HiveQL的DDL操作（二）——创建、分区、查询、修改、删除表

最新推荐文章于 2025-04-04 23:39:01 发布

攻城狮Kevin

最新推荐文章于 2025-04-04 23:39:01 发布

阅读量2.4k

点赞数 1

分类专栏： Hive 文章标签： Hive

本文链接：https://blog.youkuaiyun.com/wx1528159409/article/details/84779448

版权

Hive 专栏收录该内容

66 篇文章

订阅专栏

DDL（data definition language）数据库定义语言：

关键词：create、select、alter、drop，对表的操作。

这篇博文主要详细整理了Hive中对于数据表的常用基本操作，创建一个demo表进行演示。
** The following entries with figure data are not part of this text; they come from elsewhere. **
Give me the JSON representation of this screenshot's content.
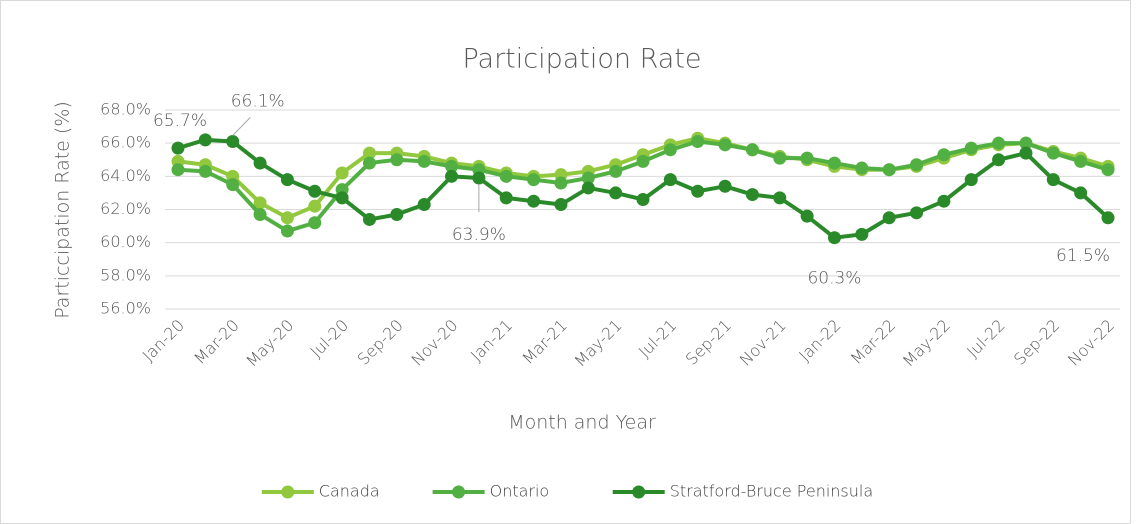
{
  "chart_data": {
    "type": "line",
    "title": "Participation Rate",
    "x_label": "Month and Year",
    "y_label": "Particcipation Rate (%)",
    "categories": [
      "Jan-20",
      null,
      "Mar-20",
      null,
      "May-20",
      null,
      "Jul-20",
      null,
      "Sep-20",
      null,
      "Nov-20",
      null,
      "Jan-21",
      null,
      "Mar-21",
      null,
      "May-21",
      null,
      "Jul-21",
      null,
      "Sep-21",
      null,
      "Nov-21",
      null,
      "Jan-22",
      null,
      "Mar-22",
      null,
      "May-22",
      null,
      "Jul-22",
      null,
      "Sep-22",
      null,
      "Nov-22"
    ],
    "series": [
      {
        "name": "Canada",
        "color": "#92c83e",
        "values": [
          64.9,
          64.7,
          64.0,
          62.4,
          61.5,
          62.2,
          64.2,
          65.4,
          65.4,
          65.2,
          64.8,
          64.6,
          64.2,
          64.0,
          64.1,
          64.3,
          64.7,
          65.3,
          65.9,
          66.3,
          66.0,
          65.6,
          65.2,
          65.0,
          64.6,
          64.4,
          64.4,
          64.6,
          65.1,
          65.6,
          65.9,
          66.0,
          65.5,
          65.1,
          64.6
        ]
      },
      {
        "name": "Ontario",
        "color": "#52b043",
        "values": [
          64.4,
          64.3,
          63.5,
          61.7,
          60.7,
          61.2,
          63.2,
          64.8,
          65.0,
          64.9,
          64.6,
          64.4,
          64.0,
          63.8,
          63.6,
          63.9,
          64.3,
          64.9,
          65.6,
          66.1,
          65.9,
          65.6,
          65.1,
          65.1,
          64.8,
          64.5,
          64.4,
          64.7,
          65.3,
          65.7,
          66.0,
          66.0,
          65.4,
          64.9,
          64.4
        ]
      },
      {
        "name": "Stratford-Bruce Peninsula",
        "color": "#2a8a2a",
        "values": [
          65.7,
          66.2,
          66.1,
          64.8,
          63.8,
          63.1,
          62.7,
          61.4,
          61.7,
          62.3,
          64.0,
          63.9,
          62.7,
          62.5,
          62.3,
          63.3,
          63.0,
          62.6,
          63.8,
          63.1,
          63.4,
          62.9,
          62.7,
          61.6,
          60.3,
          60.5,
          61.5,
          61.8,
          62.5,
          63.8,
          65.0,
          65.4,
          63.8,
          63.0,
          61.5
        ],
        "value_labels": [
          "65.7%",
          null,
          "66.1%",
          null,
          null,
          null,
          null,
          null,
          null,
          null,
          null,
          "63.9%",
          null,
          null,
          null,
          null,
          null,
          null,
          null,
          null,
          null,
          null,
          null,
          null,
          "60.3%",
          null,
          null,
          null,
          null,
          null,
          null,
          null,
          null,
          null,
          "61.5%"
        ]
      }
    ],
    "ylim": [
      56,
      68
    ],
    "yticks": [
      {
        "value": 56,
        "label": "56.0%"
      },
      {
        "value": 58,
        "label": "58.0%"
      },
      {
        "value": 60,
        "label": "60.0%"
      },
      {
        "value": 62,
        "label": "62.0%"
      },
      {
        "value": 64,
        "label": "64.0%"
      },
      {
        "value": 66,
        "label": "66.0%"
      },
      {
        "value": 68,
        "label": "68.0%"
      }
    ],
    "grid": true,
    "legend": "bottom"
  }
}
（2）根据查询结果创建表（create table ~ as select * from ~）

（3）根据已存在的表结构创建表（create table ~ like ~）

（4）查询表的类型（desc formatted ~）

（2）内部表 ->外部表（EXTERNAL和TRUE必须为大写）

（3）外部表 ->内部表（EXTERNAL和FALSE必须为大写）

二、分区表

（1）创建分区表

（2）往分区表里导数据（load data local inpath '~' into table ~ partition(分区字段 = '~')）

（3）创建二级分区表

（4）分区表数据查询（select * from ~ where 分区字段 = '~'）

（4）替换列（将已有全部列替换成新的列，需要保证列数一致否则会造成数据丢失）

四、删除表

一、创建表

1.1 创建表的完整语法及字段解释

create (external) table (if not exists) table_name (
col_name data_type , ...)

comment table_comment

partitioned by (col_name data_type)

clustered by (col_name , col_name , ...)
sorted by (col_name [ASC|DESC], ...)] into num_buckets BUCKETS

row format delimited fields terminated by '\t'

stored as file_format
location hdfs_path
tblproperties (property_name = property_value , ...)

as select_statement
like table table_name

（1）external关键词：创建外部表；

ps：删除表的时候，外部表只删除存储在meta store中的元数据，存储在HDFS中的数据不会删除，外部表适合共享数据信息；

内部表会把元数据和数据一起删除。

（2）col_name data_type：字段名字段数据类型；

（3）comment：为表和列添加注释；

（4）partitioned by：创建分区表；

（5）clustered by：创建分桶表；

（6）sorted by：对一个桶中的一个或多个列进行排序；

（7）row format delimited fields terminated by '\t'：表中行的格式是通过制表符'\t'进行分隔的；

（8）stored as：指定存储文件的类型，

常用的有三种：textfile（文本）、sequencefile（二进制序列文件，数据可以压缩）、rcfile（列式存储格式文件）；

（9）location：指定表在HDFS中的存储路径（文件夹）；

（10）tblproperties：为表增加属性信息；

（11）as：后跟查询语句，表示根据查询结果来创建表；

（12）like：复制现有表的结构，但是不复制数据。

1.2 管理表（内部表）

默认创建的表都是管理表，有时也称内部表。删除管理表时，Hive会删除meta store中的元数据和存储在HDFS中的数据，所以管理表不适合共享数据。

（1）普通创建表

create table if not exists table1(id int, name string)
row format delimited fields terminated by '\t'
stored as textfile
location '/user/hive/warehouse/table1';

创建表在指定路径table1这个文件夹下，在当前数据库中保存；

ps：如果没有location指定表的存储路径，它会默认存储在当前数据库路径的文件夹下，在当前数据库中保存。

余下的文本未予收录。